それからルッチはしばらくどうする訳でもなく俺の指を撫でていたが、俺が恋人繋ぎの状態でルッチの手を拘束すると、奴は一瞬意外そうな顔をしてそれからゆっくり握り返してくれた。
俺はそのままルッチの手を布団の中に引きずりこんだ。俺がこうしてしっかり握っている限りルッチは逃げられないだろう。
無抵抗なルッチは、そんな俺を見てまた質問してきた。
「抱きしめるのは許されるのか?」
「えーと……だいじょうぶ?かな」
するとルッチはベッド脇に腰掛け、こちらに身を乗り出した。美丈夫は意地悪そうな笑みを浮かべ、俺の上に軽く覆い被さると顔を覗き込んでくる。
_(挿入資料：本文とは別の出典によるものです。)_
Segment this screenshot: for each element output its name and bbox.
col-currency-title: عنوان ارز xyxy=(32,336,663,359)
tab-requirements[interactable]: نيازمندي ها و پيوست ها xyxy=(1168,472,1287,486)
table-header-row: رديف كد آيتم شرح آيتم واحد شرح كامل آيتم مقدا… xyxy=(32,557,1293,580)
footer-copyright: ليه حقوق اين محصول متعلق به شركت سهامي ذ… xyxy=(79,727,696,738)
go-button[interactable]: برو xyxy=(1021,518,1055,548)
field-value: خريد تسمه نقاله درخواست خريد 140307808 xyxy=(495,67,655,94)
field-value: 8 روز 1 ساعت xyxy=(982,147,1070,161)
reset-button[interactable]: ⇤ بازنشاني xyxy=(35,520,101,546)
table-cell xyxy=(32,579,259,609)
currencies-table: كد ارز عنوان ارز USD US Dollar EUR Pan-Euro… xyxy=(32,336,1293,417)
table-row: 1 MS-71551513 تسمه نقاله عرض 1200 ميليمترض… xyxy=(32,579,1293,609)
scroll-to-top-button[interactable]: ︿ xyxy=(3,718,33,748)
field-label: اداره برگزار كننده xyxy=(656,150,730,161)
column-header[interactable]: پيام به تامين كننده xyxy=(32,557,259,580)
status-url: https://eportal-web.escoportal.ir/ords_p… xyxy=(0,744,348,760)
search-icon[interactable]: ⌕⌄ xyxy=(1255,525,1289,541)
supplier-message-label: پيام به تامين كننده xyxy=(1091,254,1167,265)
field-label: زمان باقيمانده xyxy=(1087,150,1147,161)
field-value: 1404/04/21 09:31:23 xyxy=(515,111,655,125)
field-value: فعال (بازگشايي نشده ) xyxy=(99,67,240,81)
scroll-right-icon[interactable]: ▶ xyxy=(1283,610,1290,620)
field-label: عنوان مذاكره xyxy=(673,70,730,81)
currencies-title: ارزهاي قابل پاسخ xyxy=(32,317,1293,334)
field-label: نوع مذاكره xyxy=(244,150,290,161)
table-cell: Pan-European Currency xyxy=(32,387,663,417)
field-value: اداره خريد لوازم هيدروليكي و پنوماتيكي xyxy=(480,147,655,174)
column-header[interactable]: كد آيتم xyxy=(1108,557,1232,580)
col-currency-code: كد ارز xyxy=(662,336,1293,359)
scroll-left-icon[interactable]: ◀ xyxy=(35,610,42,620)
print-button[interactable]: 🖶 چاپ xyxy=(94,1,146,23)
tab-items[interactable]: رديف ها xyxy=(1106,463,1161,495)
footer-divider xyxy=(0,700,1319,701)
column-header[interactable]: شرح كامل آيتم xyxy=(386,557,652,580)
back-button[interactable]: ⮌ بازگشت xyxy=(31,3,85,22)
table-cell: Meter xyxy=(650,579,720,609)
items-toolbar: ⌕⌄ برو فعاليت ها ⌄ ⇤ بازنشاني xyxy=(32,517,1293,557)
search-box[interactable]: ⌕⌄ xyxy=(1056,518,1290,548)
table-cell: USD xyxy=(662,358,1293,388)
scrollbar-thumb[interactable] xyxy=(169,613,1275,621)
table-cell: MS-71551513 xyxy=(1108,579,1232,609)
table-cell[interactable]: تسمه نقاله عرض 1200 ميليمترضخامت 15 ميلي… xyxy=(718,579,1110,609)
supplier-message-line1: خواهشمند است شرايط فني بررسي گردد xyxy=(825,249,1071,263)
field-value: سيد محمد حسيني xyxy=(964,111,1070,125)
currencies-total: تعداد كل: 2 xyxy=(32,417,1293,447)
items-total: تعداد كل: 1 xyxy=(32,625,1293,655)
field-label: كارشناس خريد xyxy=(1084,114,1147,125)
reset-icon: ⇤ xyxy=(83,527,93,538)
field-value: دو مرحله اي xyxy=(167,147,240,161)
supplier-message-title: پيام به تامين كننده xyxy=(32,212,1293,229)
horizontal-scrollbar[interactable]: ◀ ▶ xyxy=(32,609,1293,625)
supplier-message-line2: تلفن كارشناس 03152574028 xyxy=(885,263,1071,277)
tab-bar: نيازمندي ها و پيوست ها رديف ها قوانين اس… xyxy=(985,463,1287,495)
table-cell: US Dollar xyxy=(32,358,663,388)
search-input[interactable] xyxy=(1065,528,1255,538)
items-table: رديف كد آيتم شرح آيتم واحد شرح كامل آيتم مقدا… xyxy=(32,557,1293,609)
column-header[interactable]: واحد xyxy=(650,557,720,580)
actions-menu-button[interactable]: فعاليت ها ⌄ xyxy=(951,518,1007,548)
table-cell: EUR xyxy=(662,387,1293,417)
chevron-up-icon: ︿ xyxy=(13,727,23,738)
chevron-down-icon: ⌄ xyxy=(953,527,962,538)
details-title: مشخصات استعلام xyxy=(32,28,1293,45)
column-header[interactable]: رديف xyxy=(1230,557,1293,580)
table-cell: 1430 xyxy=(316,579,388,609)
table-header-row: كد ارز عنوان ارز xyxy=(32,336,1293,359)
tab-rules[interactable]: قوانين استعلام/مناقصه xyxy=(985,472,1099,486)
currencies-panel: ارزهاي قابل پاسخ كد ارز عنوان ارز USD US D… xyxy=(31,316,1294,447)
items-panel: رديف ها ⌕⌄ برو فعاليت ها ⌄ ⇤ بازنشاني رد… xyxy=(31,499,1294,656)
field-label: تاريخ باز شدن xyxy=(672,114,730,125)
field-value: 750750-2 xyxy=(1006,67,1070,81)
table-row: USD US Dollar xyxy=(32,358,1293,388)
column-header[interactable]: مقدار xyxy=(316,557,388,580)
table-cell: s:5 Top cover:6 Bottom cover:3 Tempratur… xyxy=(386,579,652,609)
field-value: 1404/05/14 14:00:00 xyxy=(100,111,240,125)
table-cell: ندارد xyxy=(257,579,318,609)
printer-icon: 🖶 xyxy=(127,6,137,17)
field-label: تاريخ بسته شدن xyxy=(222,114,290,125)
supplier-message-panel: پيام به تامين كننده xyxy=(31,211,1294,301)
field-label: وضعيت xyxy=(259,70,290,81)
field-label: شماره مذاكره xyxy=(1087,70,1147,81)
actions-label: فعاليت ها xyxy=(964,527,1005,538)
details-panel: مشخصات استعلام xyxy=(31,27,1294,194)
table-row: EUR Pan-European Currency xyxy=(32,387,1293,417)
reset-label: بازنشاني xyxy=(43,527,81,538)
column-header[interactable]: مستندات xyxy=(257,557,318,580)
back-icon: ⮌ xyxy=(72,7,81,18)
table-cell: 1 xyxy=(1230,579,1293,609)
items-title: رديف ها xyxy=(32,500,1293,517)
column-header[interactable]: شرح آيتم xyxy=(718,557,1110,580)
奴の髪がカーテンのように俺の顔にかかってくすぐったい。俺は堪えきれず、ふへへと笑った。
体重をかけない様にしてくれているのだろう。布団から伝わるルッチの体温が心地よかった。
俺が夢見心地でいると、ルッチが拘束されていない方の手を伸ばし俺の頬に触れた。
「ではキスは?」
ルッチが囁いた。
キス!俺は目をパチクリさせた。
「……だ、だめ」
「何故」
「えっと……」
何で駄目なんだ……考えろ俺。ふわふわした頭を必死で動かし思案する。
まるでクイズの制限時間が迫る様に、ルッチがゆっくりと顔を近づけてくるので慌てて口を開いた。
「か、かぜ……!」
うつるから……。
俺が苦し紛れにそう言うとルッチは動きを止めて興味深そうに、ほう?と相槌を打った。
「それはつまり……治ったら問題ないと?」
「あ、え……あの…えっと」
俺が何も言えないでいると奴は楽し気に眼を細め、俺の頬を思い切り抓った。
「いてー!」
「冗談だ」
奴はそう言ってすぐに立ち上がると、壁にかかっていた帽子を取り靴を履き始めた。
どうやら本当に帰るようだ。
「今のは病人の戯言だと受け取ってやる」
次は無い。
閉まっていく扉の隙間からこちらを見たルッチは凶悪犯罪者のような笑みを浮かべていた。
その後、風邪が悪化したのは絶対ルッチのせいだと思う。